The Free Press
Minnesota's state health insurance exchange is starting its slow path to federal approval and it's going to be more expensive than previously thought.
The exchange is part of the federal health care overhaul, commonly called Obamacare, which is an insurance marketplace where consumers and small businesses comparison shop for health insurance policies. It is supposed to be in place next year with coverage taking effect in 2014. While many states are behind in applying for the exchange, Minnesota has applied and is seeking a total of $110 million from the federal government to just develop the exchange.
A governance structure is slated to be approved by March 31 or the state will default to a federal exchange, although there is some suspicion extensions would be granted if there is a good faith effort being shown.
Earlier estimates on the cost of such an exchange of $40 million now are being projected to cost $64 million in 2016 when the state exchange is supposed to be self-sustaining. As of yet, there are no plans for how it will pay for itself and this is where the opportunity lies for Gov. Mark Dayton. Like it or not, the courts have spoken and the results of the recent election seem to confirm Obamacare is here to stay. Realizing that, we need to ensure this does not become a financial albatross for taxpayers.
Dayton seems to want multiple stakeholder input in overseeing the exchange, which is wise. Besides the obvious choice of health care professionals, he needs to pull in experienced business people who have management experience and can clearly frame the exchange in business terms.
The outcomes need to be determined on markets and business applications and not politically nice ideas. Minnpost reported that already within the DFL, there are fractures between what it termed pragmatists and idealists.

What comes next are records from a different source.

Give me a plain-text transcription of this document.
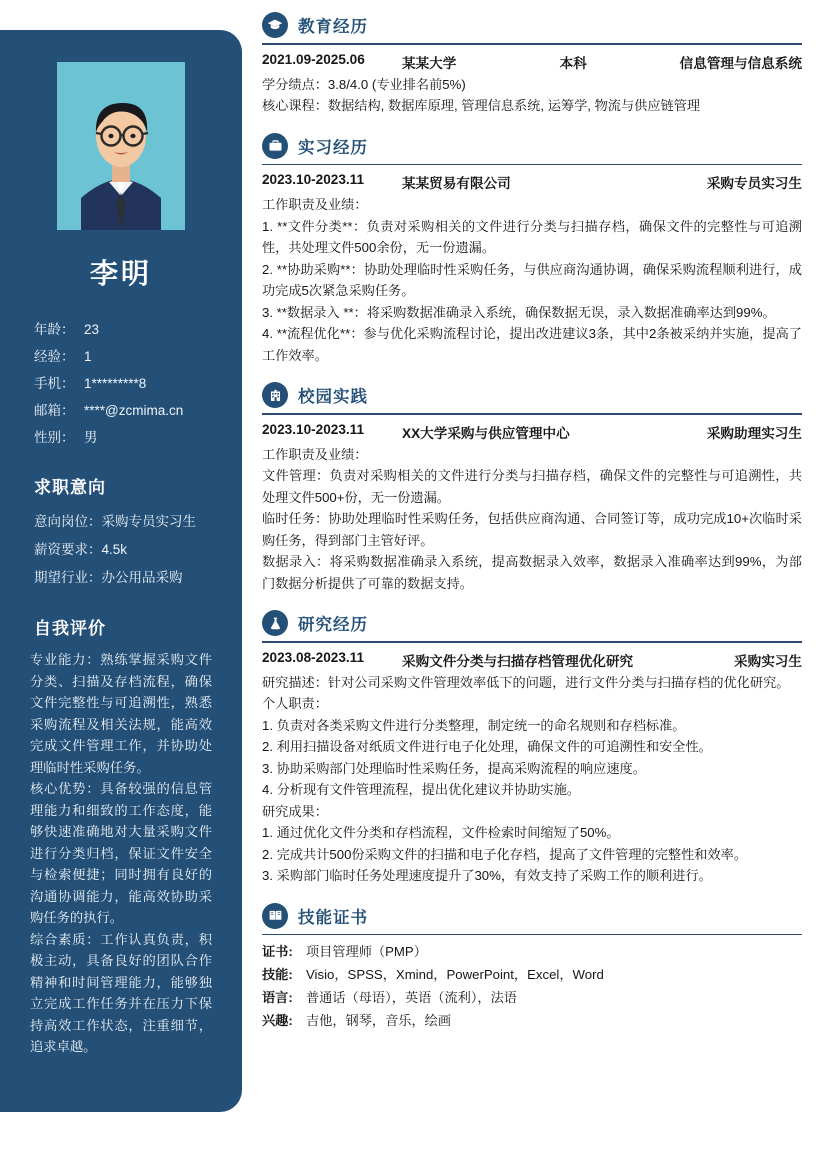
李明
年龄： 23
经验： 1
手机： 1*********8
邮箱： ****@zcmima.cn
性别： 男
求职意向
意向岗位：采购专员实习生
薪资要求：4.5k
期望行业：办公用品采购
自我评价

专业能力：熟练掌握采购文件分类、扫描及存档流程，确保文件完整性与可追溯性，熟悉采购流程及相关法规，能高效完成文件管理工作，并协助处理临时性采购任务。

核心优势：具备较强的信息管理能力和细致的工作态度，能够快速准确地对大量采购文件进行分类归档，保证文件安全与检索便捷；同时拥有良好的沟通协调能力，能高效协助采购任务的执行。

综合素质：工作认真负责，积极主动，具备良好的团队合作精神和时间管理能力，能够独立完成工作任务并在压力下保持高效工作状态，注重细节，追求卓越。

教育经历
2021.09-2025.06	某某大学	本科	信息管理与信息系统
学分绩点：3.8/4.0 (专业排名前5%)
核心课程：数据结构, 数据库原理, 管理信息系统, 运筹学, 物流与供应链管理
实习经历
2023.10-2023.11	某某贸易有限公司	采购专员实习生
工作职责及业绩：
1. **文件分类**：负责对采购相关的文件进行分类与扫描存档，确保文件的完整性与可追溯性，共处理文件500余份，无一份遗漏。
2. **协助采购**：协助处理临时性采购任务，与供应商沟通协调，确保采购流程顺利进行，成功完成5次紧急采购任务。
3. **数据录入 **：将采购数据准确录入系统，确保数据无误，录入数据准确率达到99%。
4. **流程优化**：参与优化采购流程讨论，提出改进建议3条，其中2条被采纳并实施，提高了工作效率。
校园实践
2023.10-2023.11	XX大学采购与供应管理中心	采购助理实习生
工作职责及业绩：
文件管理：负责对采购相关的文件进行分类与扫描存档，确保文件的完整性与可追溯性，共处理文件500+份，无一份遗漏。
临时任务：协助处理临时性采购任务，包括供应商沟通、合同签订等，成功完成10+次临时采购任务，得到部门主管好评。
数据录入：将采购数据准确录入系统，提高数据录入效率，数据录入准确率达到99%，为部门数据分析提供了可靠的数据支持。
研究经历
2023.08-2023.11	采购文件分类与扫描存档管理优化研究	采购实习生
研究描述：针对公司采购文件管理效率低下的问题，进行文件分类与扫描存档的优化研究。
个人职责：
1. 负责对各类采购文件进行分类整理，制定统一的命名规则和存档标准。
2. 利用扫描设备对纸质文件进行电子化处理，确保文件的可追溯性和安全性。
3. 协助采购部门处理临时性采购任务，提高采购流程的响应速度。
4. 分析现有文件管理流程，提出优化建议并协助实施。
研究成果：
1. 通过优化文件分类和存档流程，文件检索时间缩短了50%。
2. 完成共计500份采购文件的扫描和电子化存档，提高了文件管理的完整性和效率。
3. 采购部门临时任务处理速度提升了30%，有效支持了采购工作的顺利进行。
技能证书
证书:	项目管理师（PMP）
技能:	Visio，SPSS，Xmind，PowerPoint，Excel，Word
语言:	普通话（母语），英语（流利），法语
兴趣:	吉他，钢琴，音乐，绘画
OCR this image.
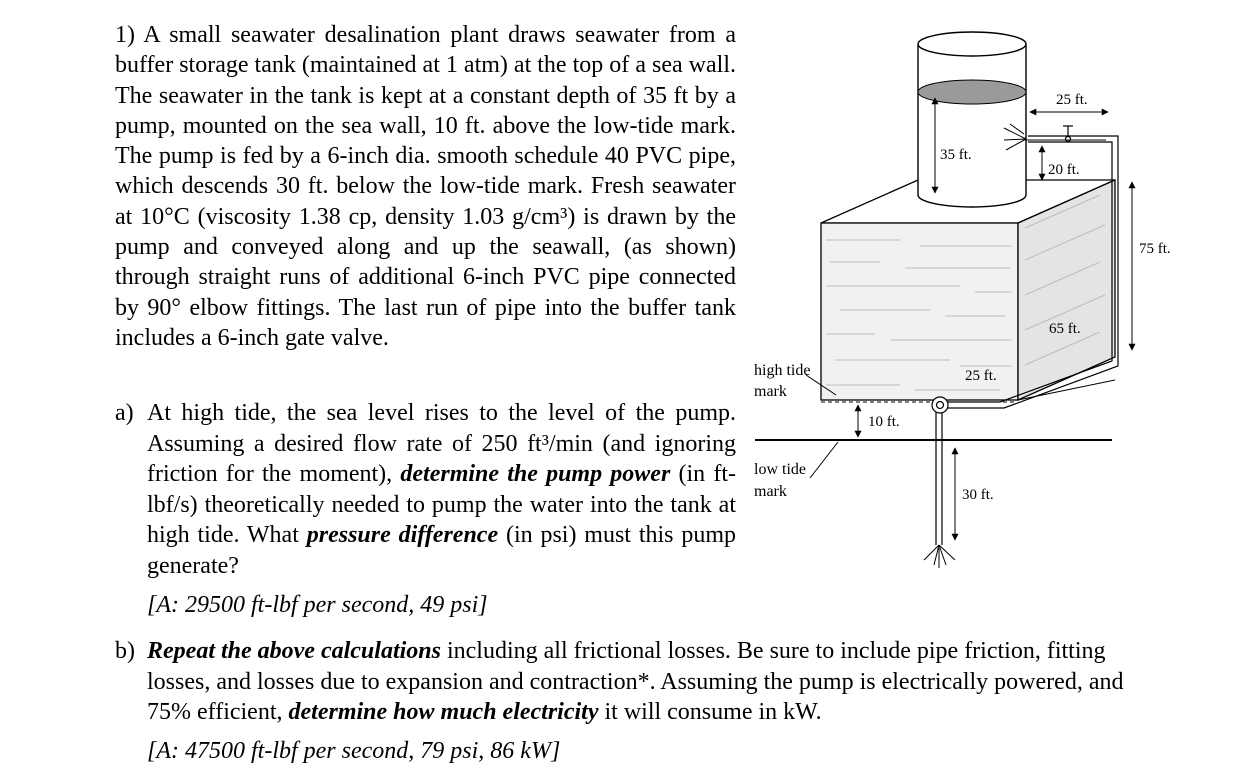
1) A small seawater desalination plant draws seawater from a buffer storage tank (maintained at 1 atm) at the top of a sea wall. The seawater in the tank is kept at a constant depth of 35 ft by a pump, mounted on the sea wall, 10 ft. above the low-tide mark. The pump is fed by a 6-inch dia. smooth schedule 40 PVC pipe, which descends 30 ft. below the low-tide mark. Fresh seawater at 10°C (viscosity 1.38 cp, density 1.03 g/cm³) is drawn by the pump and conveyed along and up the seawall, (as shown) through straight runs of additional 6-inch PVC pipe connected by 90° elbow fittings. The last run of pipe into the buffer tank includes a 6-inch gate valve.
a) At high tide, the sea level rises to the level of the pump. Assuming a desired flow rate of 250 ft³/min (and ignoring friction for the moment), determine the pump power (in ft-lbf/s) theoretically needed to pump the water into the tank at high tide. What pressure difference (in psi) must this pump generate?
[A: 29500 ft-lbf per second, 49 psi]
b) Repeat the above calculations including all frictional losses. Be sure to include pipe friction, fitting losses, and losses due to expansion and contraction*. Assuming the pump is electrically powered, and 75% efficient, determine how much electricity it will consume in kW.
[A: 47500 ft-lbf per second, 79 psi, 86 kW]
35 ft.
25 ft.
20 ft.
75 ft.
65 ft.
25 ft.
10 ft.
30 ft.
high tide
mark
low tide
mark
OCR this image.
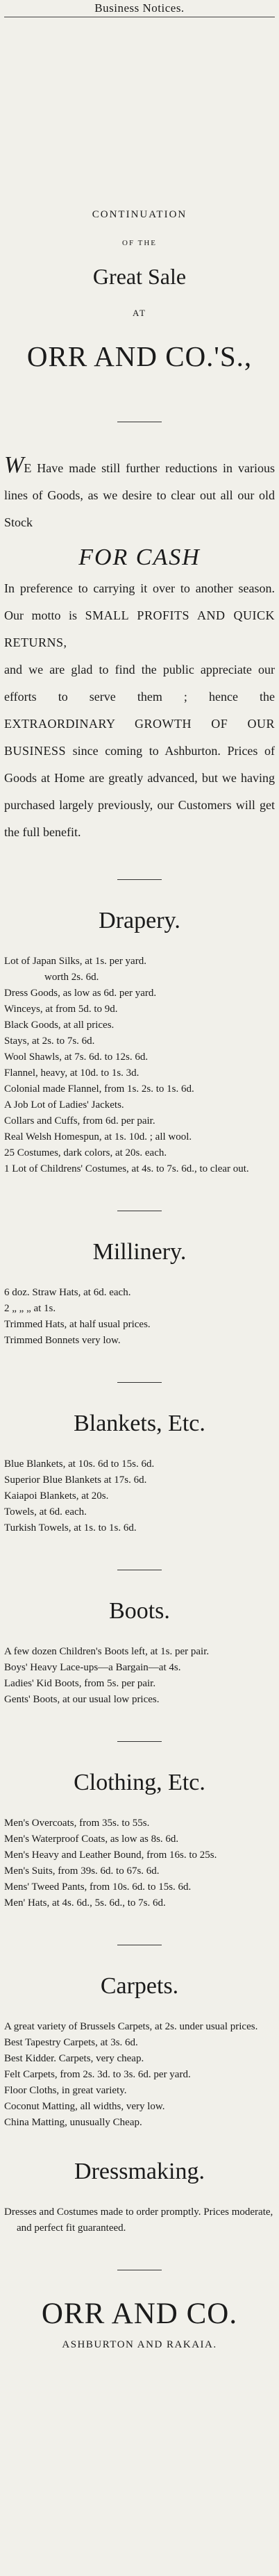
Business Notices.
CONTINUATION
OF THE
Great Sale
AT
ORR AND CO.'S.,
WE Have made still further reductions in various lines of Goods, as we desire to clear out all our old Stock
FOR CASH
In preference to carrying it over to another season. Our motto is SMALL PROFITS AND QUICK RETURNS,
and we are glad to find the public appreciate our efforts to serve them ; hence the EXTRAORDINARY GROWTH OF OUR BUSINESS since coming to Ashburton. Prices of Goods at Home are greatly advanced, but we having purchased largely previously, our Customers will get the full benefit.
Drapery.
Lot of Japan Silks, at 1s. per yard.
worth 2s. 6d.
Dress Goods, as low as 6d. per yard.
Winceys, at from 5d. to 9d.
Black Goods, at all prices.
Stays, at 2s. to 7s. 6d.
Wool Shawls, at 7s. 6d. to 12s. 6d.
Flannel, heavy, at 10d. to 1s. 3d.
Colonial made Flannel, from 1s. 2s. to 1s. 6d.
A Job Lot of Ladies' Jackets.
Collars and Cuffs, from 6d. per pair.
Real Welsh Homespun, at 1s. 10d. ; all wool.
25 Costumes, dark colors, at 20s. each.
1 Lot of Childrens' Costumes, at 4s. to 7s. 6d., to clear out.
Millinery.
6 doz. Straw Hats, at 6d. each.
2 „ „ „ at 1s.
Trimmed Hats, at half usual prices.
Trimmed Bonnets very low.
Blankets, Etc.
Blue Blankets, at 10s. 6d to 15s. 6d.
Superior Blue Blankets at 17s. 6d.
Kaiapoi Blankets, at 20s.
Towels, at 6d. each.
Turkish Towels, at 1s. to 1s. 6d.
Boots.
A few dozen Children's Boots left, at 1s. per pair.
Boys' Heavy Lace-ups—a Bargain—at 4s.
Ladies' Kid Boots, from 5s. per pair.
Gents' Boots, at our usual low prices.
Clothing, Etc.
Men's Overcoats, from 35s. to 55s.
Men's Waterproof Coats, as low as 8s. 6d.
Men's Heavy and Leather Bound, from 16s. to 25s.
Men's Suits, from 39s. 6d. to 67s. 6d.
Mens' Tweed Pants, from 10s. 6d. to 15s. 6d.
Men' Hats, at 4s. 6d., 5s. 6d., to 7s. 6d.
Carpets.
A great variety of Brussels Carpets, at 2s. under usual prices.
Best Tapestry Carpets, at 3s. 6d.
Best Kidder. Carpets, very cheap.
Felt Carpets, from 2s. 3d. to 3s. 6d. per yard.
Floor Cloths, in great variety.
Coconut Matting, all widths, very low.
China Matting, unusually Cheap.
Dressmaking.
Dresses and Costumes made to order promptly. Prices moderate, and perfect fit guaranteed.
ORR AND CO.
ASHBURTON AND RAKAIA.
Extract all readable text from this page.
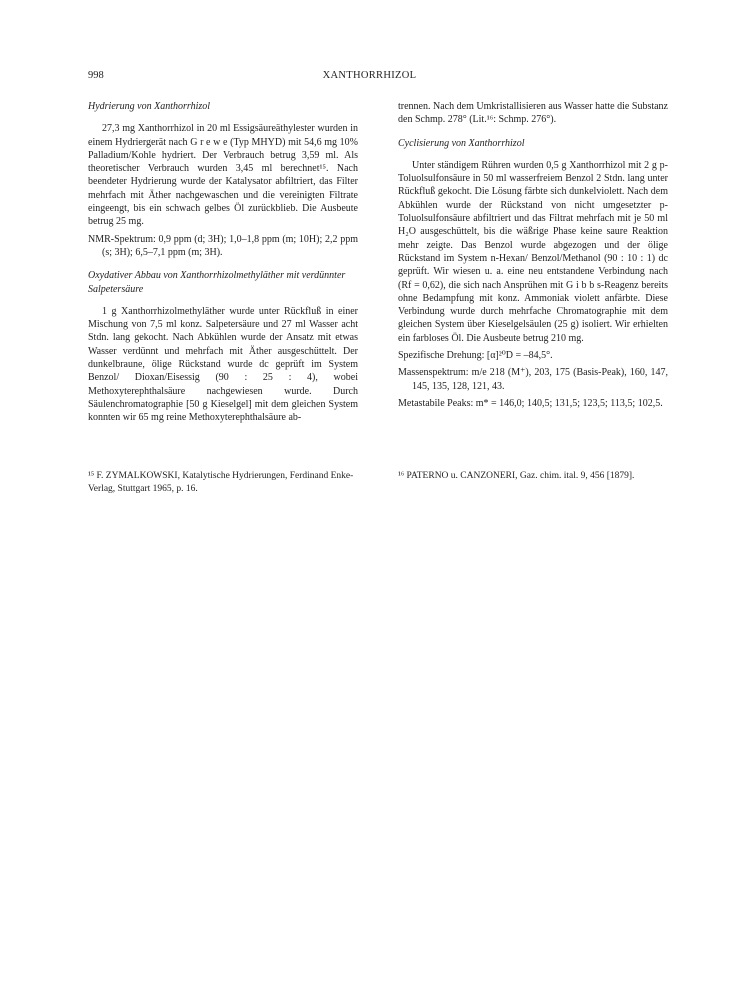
998	XANTHORRHIZOL

Hydrierung von Xanthorrhizol

27,3 mg Xanthorrhizol in 20 ml Essigsäureäthylester wurden in einem Hydriergerät nach G r e w e (Typ MHYD) mit 54,6 mg 10% Palladium/Kohle hydriert. Der Verbrauch betrug 3,59 ml. Als theoretischer Verbrauch wurden 3,45 ml berechnet¹⁵. Nach beendeter Hydrierung wurde der Katalysator abfiltriert, das Filter mehrfach mit Äther nachgewaschen und die vereinigten Filtrate eingeengt, bis ein schwach gelbes Öl zurückblieb. Die Ausbeute betrug 25 mg.

NMR-Spektrum: 0,9 ppm (d; 3H); 1,0–1,8 ppm (m; 10H); 2,2 ppm (s; 3H); 6,5–7,1 ppm (m; 3H).

Oxydativer Abbau von Xanthorrhizolmethyläther mit verdünnter Salpetersäure

1 g Xanthorrhizolmethyläther wurde unter Rückfluß in einer Mischung von 7,5 ml konz. Salpetersäure und 27 ml Wasser acht Stdn. lang gekocht. Nach Abkühlen wurde der Ansatz mit etwas Wasser verdünnt und mehrfach mit Äther ausgeschüttelt. Der dunkelbraune, ölige Rückstand wurde dc geprüft im System Benzol/ Dioxan/Eisessig (90 : 25 : 4), wobei Methoxyterephthalsäure nachgewiesen wurde. Durch Säulenchromatographie [50 g Kieselgel] mit dem gleichen System konnten wir 65 mg reine Methoxyterephthalsäure ab-

trennen. Nach dem Umkristallisieren aus Wasser hatte die Substanz den Schmp. 278° (Lit.¹⁶: Schmp. 276°).

Cyclisierung von Xanthorrhizol

Unter ständigem Rühren wurden 0,5 g Xanthorrhizol mit 2 g p-Toluolsulfonsäure in 50 ml wasserfreiem Benzol 2 Stdn. lang unter Rückfluß gekocht. Die Lösung färbte sich dunkelviolett. Nach dem Abkühlen wurde der Rückstand von nicht umgesetzter p-Toluolsulfonsäure abfiltriert und das Filtrat mehrfach mit je 50 ml H₂O ausgeschüttelt, bis die wäßrige Phase keine saure Reaktion mehr zeigte. Das Benzol wurde abgezogen und der ölige Rückstand im System n-Hexan/ Benzol/Methanol (90 : 10 : 1) dc geprüft. Wir wiesen u. a. eine neu entstandene Verbindung nach (Rf = 0,62), die sich nach Ansprühen mit G i b b s-Reagenz bereits ohne Bedampfung mit konz. Ammoniak violett anfärbte. Diese Verbindung wurde durch mehrfache Chromatographie mit dem gleichen System über Kieselgelsäulen (25 g) isoliert. Wir erhielten ein farbloses Öl. Die Ausbeute betrug 210 mg.

Spezifische Drehung: [α]²⁰D = –84,5°.

Massenspektrum: m/e 218 (M⁺), 203, 175 (Basis-Peak), 160, 147, 145, 135, 128, 121, 43.

Metastabile Peaks: m* = 146,0; 140,5; 131,5; 123,5; 113,5; 102,5.

¹⁵ F. ZYMALKOWSKI, Katalytische Hydrierungen, Ferdinand Enke-Verlag, Stuttgart 1965, p. 16.
¹⁶ PATERNO u. CANZONERI, Gaz. chim. ital. 9, 456 [1879].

For instance, DFL Sen. John Marty has said he would push for advocates rather than industry professionals to lead the exchange. This could turn off other stakeholders and limit participation in the exchange. This would be a huge mistake since the success depends on people actually using it.
Critics are quick to point out the success of exchanges depends on them being patient-centered and market-based to provide good choices and good value. The more coverage looks like it is restrictive, beneficial to just a few or stifling insurer competition, the more likely it will fail.
Business people are keenly aware of developing products people will use profitably because failure is often not an option.
It's also incumbent upon this board to ensure not only that the exchange is easy to use but that they market the exchange wide on how it works and what benefit exists in using it. Just giving people a choice doesn't mean they will do it wisely as the shift from pensions to Individual Retirement Accounts have shown.
If we do not treat the exchange as a viable and self-sustaining entity designed with business acumen, it will become a very expensive taxpayer-funded entitlement.